Подавленный наказанием, Чаадаев послал попечителю московского учебного округа уже упоминавшуюся книгу «О системе наук, приличных в наше время детям, назначаемым к образованнейшему классу общества», где отметил места о будущности России, которые ее автор писал «под мою диктовку». Отмеченные места, поясняет он в сопроводительном письме, показывают, как менялись абсолютные и слишком резкие мнения, которые он излагал шесть лет назад под воздействием болезненных впечатлений. «Для меня очень важно в интересе моей репутации хорошего гражданина, чтобы знали, что преследуемая статья не заключает в себе моего «profession de foi»[28], а только выражение горького чувства, давно истощенного.

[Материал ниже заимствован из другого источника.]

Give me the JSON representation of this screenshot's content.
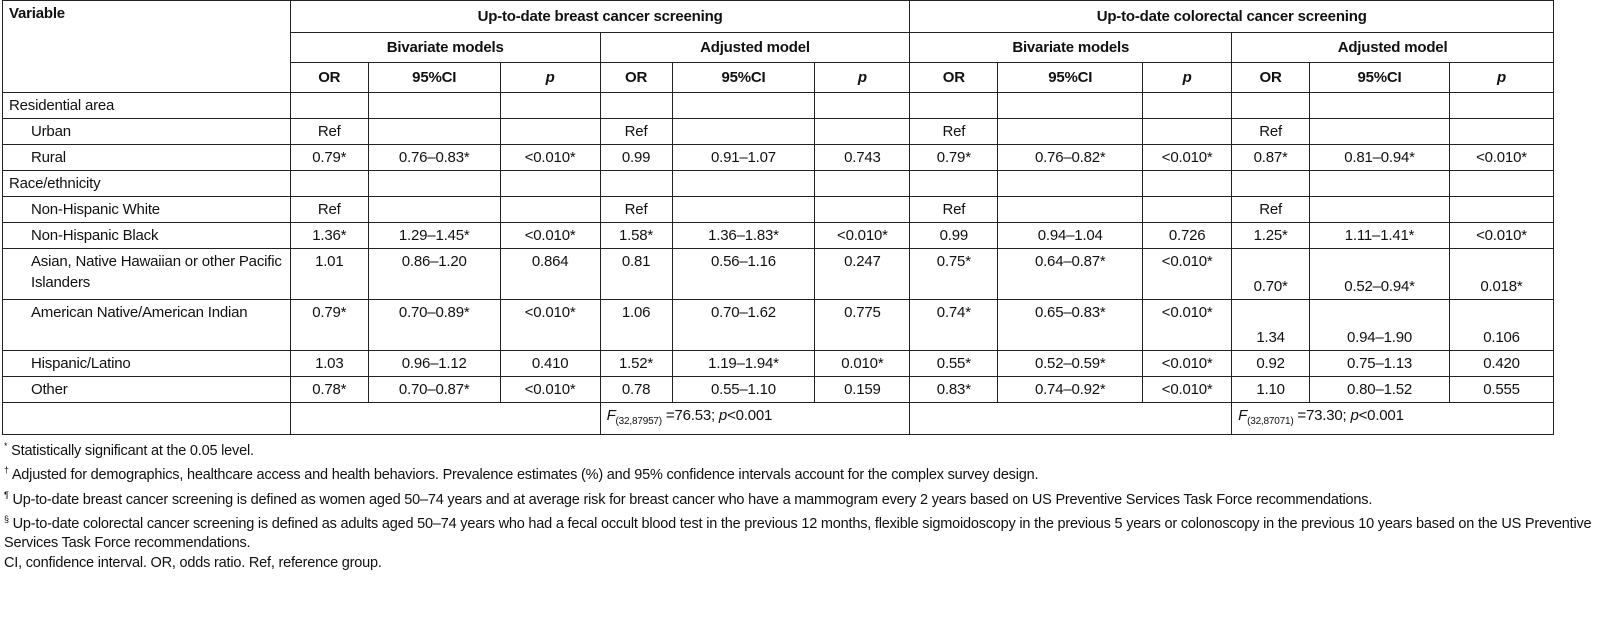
{
  "header": {
    "variable": "Variable",
    "groups": [
      "Up-to-date breast cancer screening",
      "Up-to-date colorectal cancer screening"
    ],
    "models": [
      "Bivariate models",
      "Adjusted model",
      "Bivariate models",
      "Adjusted model"
    ],
    "cols": [
      "OR",
      "95%CI",
      "p"
    ]
  },
  "rows": [
    {
      "label": "Residential area",
      "indent": false,
      "cells": [
        "",
        "",
        "",
        "",
        "",
        "",
        "",
        "",
        "",
        "",
        "",
        ""
      ]
    },
    {
      "label": "Urban",
      "indent": true,
      "cells": [
        "Ref",
        "",
        "",
        "Ref",
        "",
        "",
        "Ref",
        "",
        "",
        "Ref",
        "",
        ""
      ]
    },
    {
      "label": "Rural",
      "indent": true,
      "cells": [
        "0.79*",
        "0.76–0.83*",
        "<0.010*",
        "0.99",
        "0.91–1.07",
        "0.743",
        "0.79*",
        "0.76–0.82*",
        "<0.010*",
        "0.87*",
        "0.81–0.94*",
        "<0.010*"
      ]
    },
    {
      "label": "Race/ethnicity",
      "indent": false,
      "cells": [
        "",
        "",
        "",
        "",
        "",
        "",
        "",
        "",
        "",
        "",
        "",
        ""
      ]
    },
    {
      "label": "Non-Hispanic White",
      "indent": true,
      "cells": [
        "Ref",
        "",
        "",
        "Ref",
        "",
        "",
        "Ref",
        "",
        "",
        "Ref",
        "",
        ""
      ]
    },
    {
      "label": "Non-Hispanic Black",
      "indent": true,
      "cells": [
        "1.36*",
        "1.29–1.45*",
        "<0.010*",
        "1.58*",
        "1.36–1.83*",
        "<0.010*",
        "0.99",
        "0.94–1.04",
        "0.726",
        "1.25*",
        "1.11–1.41*",
        "<0.010*"
      ]
    },
    {
      "label": "Asian, Native Hawaiian or other Pacific Islanders",
      "indent": true,
      "tall": true,
      "cells": [
        "1.01",
        "0.86–1.20",
        "0.864",
        "0.81",
        "0.56–1.16",
        "0.247",
        "0.75*",
        "0.64–0.87*",
        "<0.010*",
        "0.70*",
        "0.52–0.94*",
        "0.018*"
      ]
    },
    {
      "label": "American Native/American Indian",
      "indent": true,
      "tall": true,
      "cells": [
        "0.79*",
        "0.70–0.89*",
        "<0.010*",
        "1.06",
        "0.70–1.62",
        "0.775",
        "0.74*",
        "0.65–0.83*",
        "<0.010*",
        "1.34",
        "0.94–1.90",
        "0.106"
      ]
    },
    {
      "label": "Hispanic/Latino",
      "indent": true,
      "cells": [
        "1.03",
        "0.96–1.12",
        "0.410",
        "1.52*",
        "1.19–1.94*",
        "0.010*",
        "0.55*",
        "0.52–0.59*",
        "<0.010*",
        "0.92",
        "0.75–1.13",
        "0.420"
      ]
    },
    {
      "label": "Other",
      "indent": true,
      "cells": [
        "0.78*",
        "0.70–0.87*",
        "<0.010*",
        "0.78",
        "0.55–1.10",
        "0.159",
        "0.83*",
        "0.74–0.92*",
        "<0.010*",
        "1.10",
        "0.80–1.52",
        "0.555"
      ]
    }
  ],
  "fstats": [
    {
      "f": "F",
      "df": "(32,87957)",
      "rest": " =76.53; ",
      "p": "p",
      "pval": "<0.001"
    },
    {
      "f": "F",
      "df": "(32,87071)",
      "rest": " =73.30; ",
      "p": "p",
      "pval": "<0.001"
    }
  ],
  "footnotes": [
    {
      "sym": "*",
      "text": " Statistically significant at the 0.05 level."
    },
    {
      "sym": "†",
      "text": " Adjusted for demographics, healthcare access and health behaviors. Prevalence estimates (%) and 95% confidence intervals account for the complex survey design."
    },
    {
      "sym": "¶",
      "text": " Up-to-date breast cancer screening is defined as women aged 50–74 years and at average risk for breast cancer who have a mammogram every 2 years based on US Preventive Services Task Force recommendations."
    },
    {
      "sym": "§",
      "text": " Up-to-date colorectal cancer screening is defined as adults aged 50–74 years who had a fecal occult blood test in the previous 12 months, flexible sigmoidoscopy in the previous 5 years or colonoscopy in the previous 10 years based on the US Preventive Services Task Force recommendations."
    },
    {
      "sym": "",
      "text": "CI, confidence interval. OR, odds ratio. Ref, reference group."
    }
  ]
}
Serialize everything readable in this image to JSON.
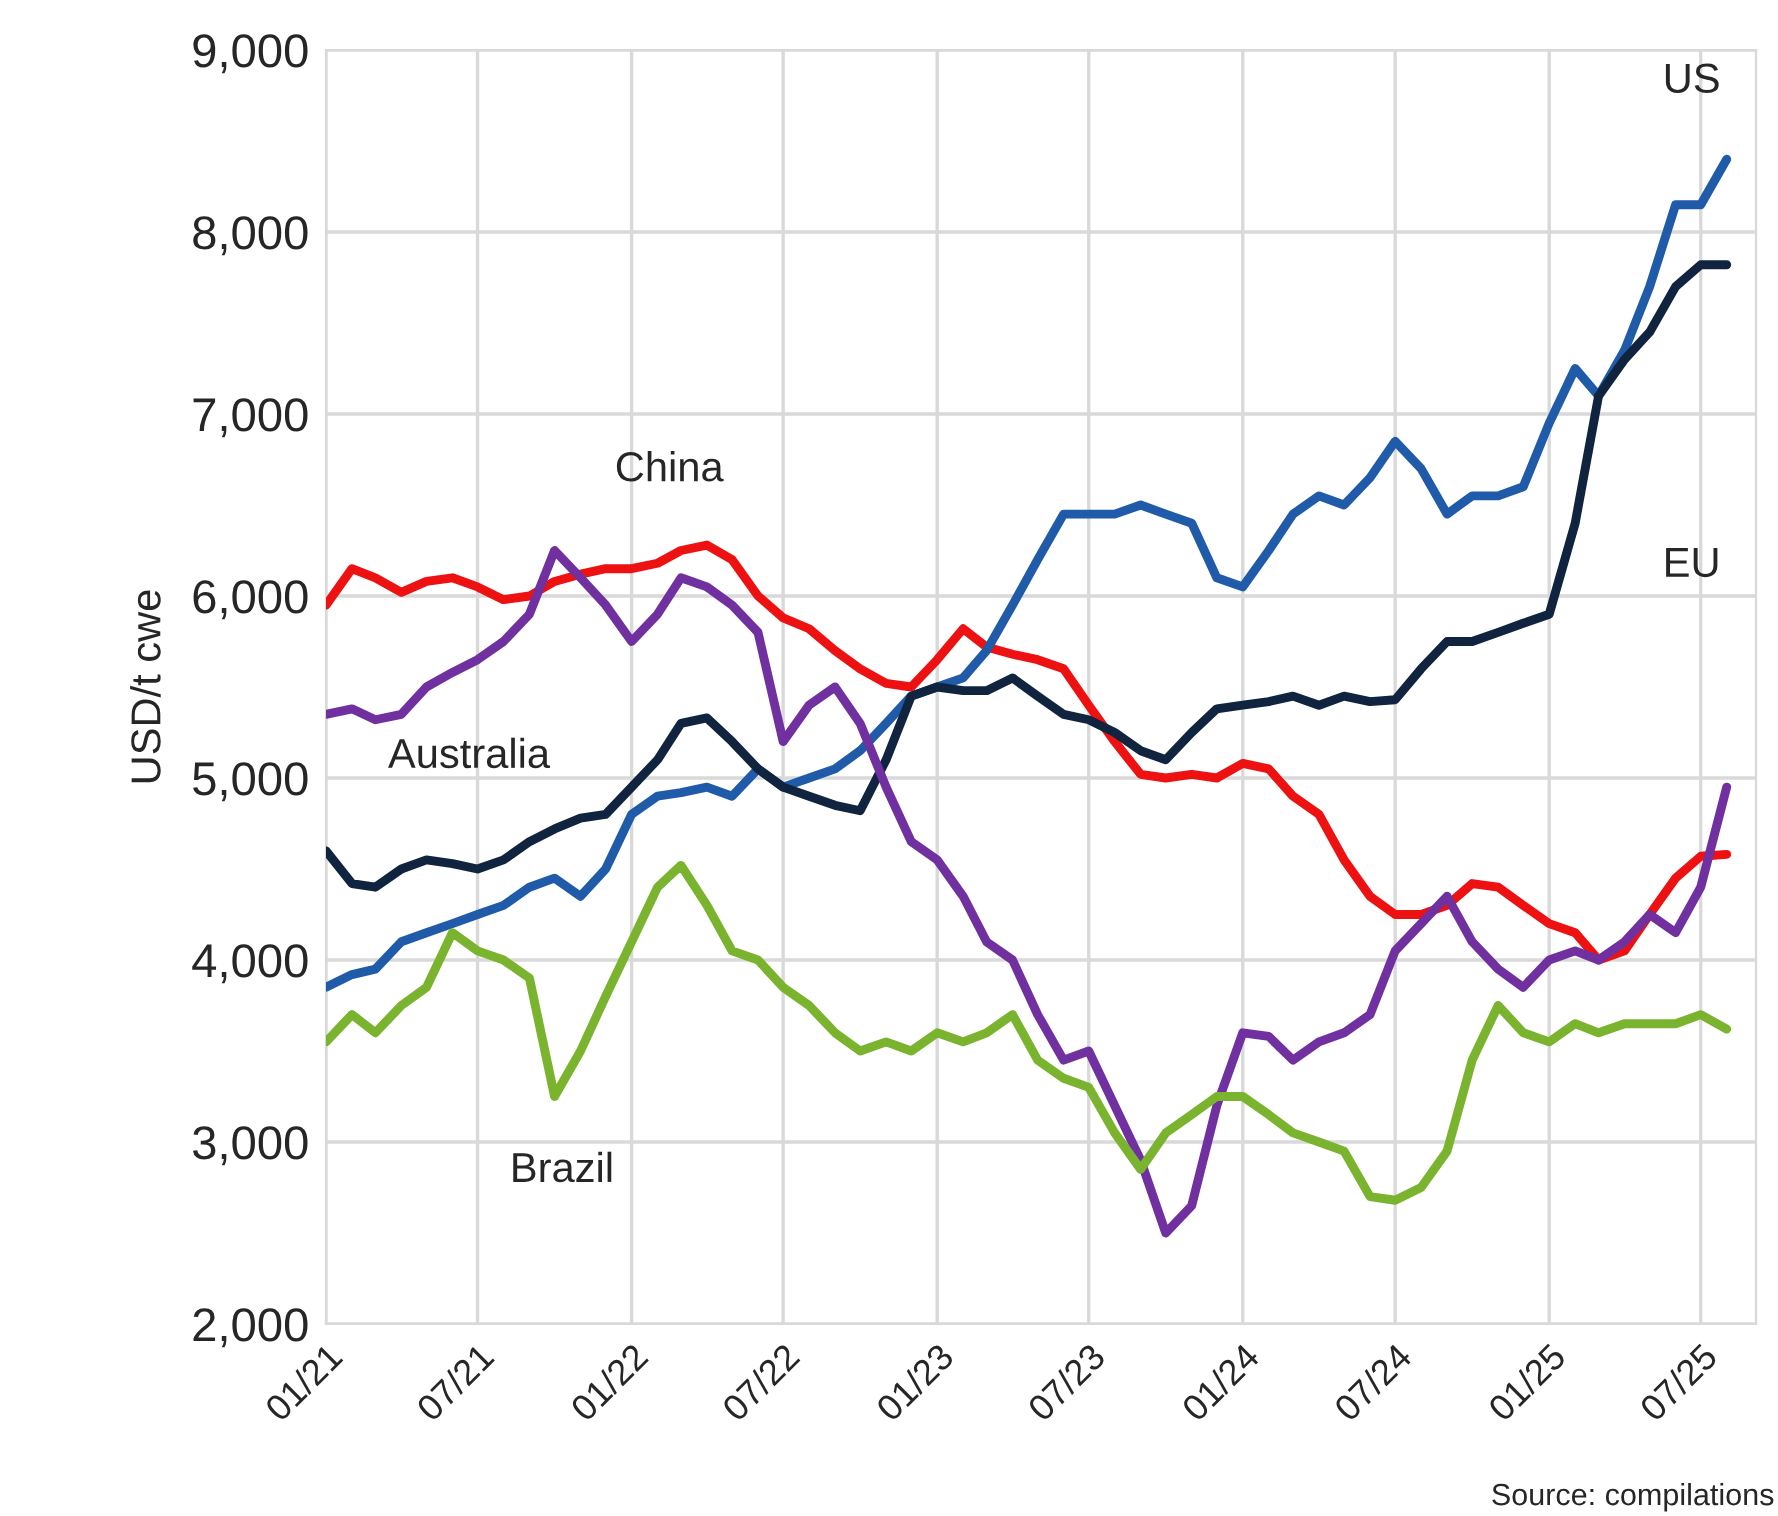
{
  "chart_data": {
    "type": "line",
    "ylabel": "USD/t cwe",
    "x": [
      "2021-01",
      "2021-02",
      "2021-03",
      "2021-04",
      "2021-05",
      "2021-06",
      "2021-07",
      "2021-08",
      "2021-09",
      "2021-10",
      "2021-11",
      "2021-12",
      "2022-01",
      "2022-02",
      "2022-03",
      "2022-04",
      "2022-05",
      "2022-06",
      "2022-07",
      "2022-08",
      "2022-09",
      "2022-10",
      "2022-11",
      "2022-12",
      "2023-01",
      "2023-02",
      "2023-03",
      "2023-04",
      "2023-05",
      "2023-06",
      "2023-07",
      "2023-08",
      "2023-09",
      "2023-10",
      "2023-11",
      "2023-12",
      "2024-01",
      "2024-02",
      "2024-03",
      "2024-04",
      "2024-05",
      "2024-06",
      "2024-07",
      "2024-08",
      "2024-09",
      "2024-10",
      "2024-11",
      "2024-12",
      "2025-01",
      "2025-02",
      "2025-03",
      "2025-04",
      "2025-05",
      "2025-06",
      "2025-07",
      "2025-08"
    ],
    "series": [
      {
        "name": "China",
        "color": "#ee1111",
        "values": [
          5950,
          6150,
          6100,
          6020,
          6080,
          6100,
          6050,
          5980,
          6000,
          6080,
          6120,
          6150,
          6150,
          6180,
          6250,
          6280,
          6200,
          6000,
          5880,
          5820,
          5700,
          5600,
          5520,
          5500,
          5650,
          5820,
          5720,
          5680,
          5650,
          5600,
          5400,
          5200,
          5020,
          5000,
          5020,
          5000,
          5080,
          5050,
          4900,
          4800,
          4550,
          4350,
          4250,
          4250,
          4300,
          4420,
          4400,
          4300,
          4200,
          4150,
          4000,
          4050,
          4250,
          4450,
          4570,
          4580
        ]
      },
      {
        "name": "US",
        "color": "#1f5ba8",
        "values": [
          3850,
          3920,
          3950,
          4100,
          4150,
          4200,
          4250,
          4300,
          4400,
          4450,
          4350,
          4500,
          4800,
          4900,
          4920,
          4950,
          4900,
          5050,
          4950,
          5000,
          5050,
          5150,
          5300,
          5450,
          5500,
          5550,
          5700,
          5950,
          6200,
          6450,
          6450,
          6450,
          6500,
          6450,
          6400,
          6100,
          6050,
          6250,
          6450,
          6550,
          6500,
          6650,
          6850,
          6700,
          6450,
          6550,
          6550,
          6600,
          6950,
          7250,
          7100,
          7350,
          7700,
          8150,
          8150,
          8400
        ]
      },
      {
        "name": "EU",
        "color": "#10243f",
        "values": [
          4600,
          4420,
          4400,
          4500,
          4550,
          4530,
          4500,
          4550,
          4650,
          4720,
          4780,
          4800,
          4950,
          5100,
          5300,
          5330,
          5200,
          5050,
          4950,
          4900,
          4850,
          4820,
          5100,
          5450,
          5500,
          5480,
          5480,
          5550,
          5450,
          5350,
          5320,
          5250,
          5150,
          5100,
          5250,
          5380,
          5400,
          5420,
          5450,
          5400,
          5450,
          5420,
          5430,
          5600,
          5750,
          5750,
          5800,
          5850,
          5900,
          6400,
          7100,
          7300,
          7450,
          7700,
          7820,
          7820
        ]
      },
      {
        "name": "Australia",
        "color": "#7030a0",
        "values": [
          5350,
          5380,
          5320,
          5350,
          5500,
          5580,
          5650,
          5750,
          5900,
          6250,
          6100,
          5950,
          5750,
          5900,
          6100,
          6050,
          5950,
          5800,
          5200,
          5400,
          5500,
          5300,
          4950,
          4650,
          4550,
          4350,
          4100,
          4000,
          3700,
          3450,
          3500,
          3200,
          2900,
          2500,
          2650,
          3200,
          3600,
          3580,
          3450,
          3550,
          3600,
          3700,
          4050,
          4200,
          4350,
          4100,
          3950,
          3850,
          4000,
          4050,
          4000,
          4100,
          4250,
          4150,
          4400,
          4950
        ]
      },
      {
        "name": "Brazil",
        "color": "#7ab32e",
        "values": [
          3550,
          3700,
          3600,
          3750,
          3850,
          4150,
          4050,
          4000,
          3900,
          3250,
          3500,
          3800,
          4100,
          4400,
          4520,
          4300,
          4050,
          4000,
          3850,
          3750,
          3600,
          3500,
          3550,
          3500,
          3600,
          3550,
          3600,
          3700,
          3450,
          3350,
          3300,
          3050,
          2850,
          3050,
          3150,
          3250,
          3250,
          3150,
          3050,
          3000,
          2950,
          2700,
          2680,
          2750,
          2950,
          3450,
          3750,
          3600,
          3550,
          3650,
          3600,
          3650,
          3650,
          3650,
          3700,
          3620
        ]
      }
    ],
    "xlim": [
      "2021-01-01",
      "2025-09-05"
    ],
    "xticks": [
      {
        "value": "2021-01-01",
        "label": "01/21"
      },
      {
        "value": "2021-07-01",
        "label": "07/21"
      },
      {
        "value": "2022-01-01",
        "label": "01/22"
      },
      {
        "value": "2022-07-01",
        "label": "07/22"
      },
      {
        "value": "2023-01-01",
        "label": "01/23"
      },
      {
        "value": "2023-07-01",
        "label": "07/23"
      },
      {
        "value": "2024-01-01",
        "label": "01/24"
      },
      {
        "value": "2024-07-01",
        "label": "07/24"
      },
      {
        "value": "2025-01-01",
        "label": "01/25"
      },
      {
        "value": "2025-07-01",
        "label": "07/25"
      }
    ],
    "ylim": [
      2000,
      9000
    ],
    "yticks": [
      {
        "value": 2000,
        "label": "2,000"
      },
      {
        "value": 3000,
        "label": "3,000"
      },
      {
        "value": 4000,
        "label": "4,000"
      },
      {
        "value": 5000,
        "label": "5,000"
      },
      {
        "value": 6000,
        "label": "6,000"
      },
      {
        "value": 7000,
        "label": "7,000"
      },
      {
        "value": 8000,
        "label": "8,000"
      },
      {
        "value": 9000,
        "label": "9,000"
      }
    ],
    "grid": true,
    "line_style": "solid",
    "marker": "none",
    "annotations": [
      "Source: compilations"
    ]
  }
}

Я далек от того, чтобы отрекаться от всех мыслей, изложенных в означенном сочинении; в нем есть такие, которые я готов подписать кровью. Когда я в нем говорил, например, что «народы Запада, отыскивая истину, нашли благополучие и свободу», я только перефразировал изречение Спасителя: «Ищите царствия небесного, и все остальное приложится вам», и вы понимаете, что это не одна из тех мыслей, которые бросаешь сегодня на бумагу, чтобы завтра стереть, но верно также и то, что в нем много таких вещей, которых бы я, конечно, не сказал теперь. Так, например, я дал слишком большую долю католицизму, и думаю ныне, что он не всегда был верен своей миссии; я не довольно оценил стоимость элементов, которых у нас недоставало, и думаю теперь, что они намного содействовали сооружению нового общества; я не говорил о выгодах нашего изолированного положения, на которые я теперь смотрю, как на самую глубокую черту нашей социальной физиономии и как на основание нашего дальнейшего успеха; я не показал, что всеми, сколько есть прекрасных страниц в нашей истории, мы обязаны христианству, — факт, который в настоящее время послужил бы мне к опоре моей системы…».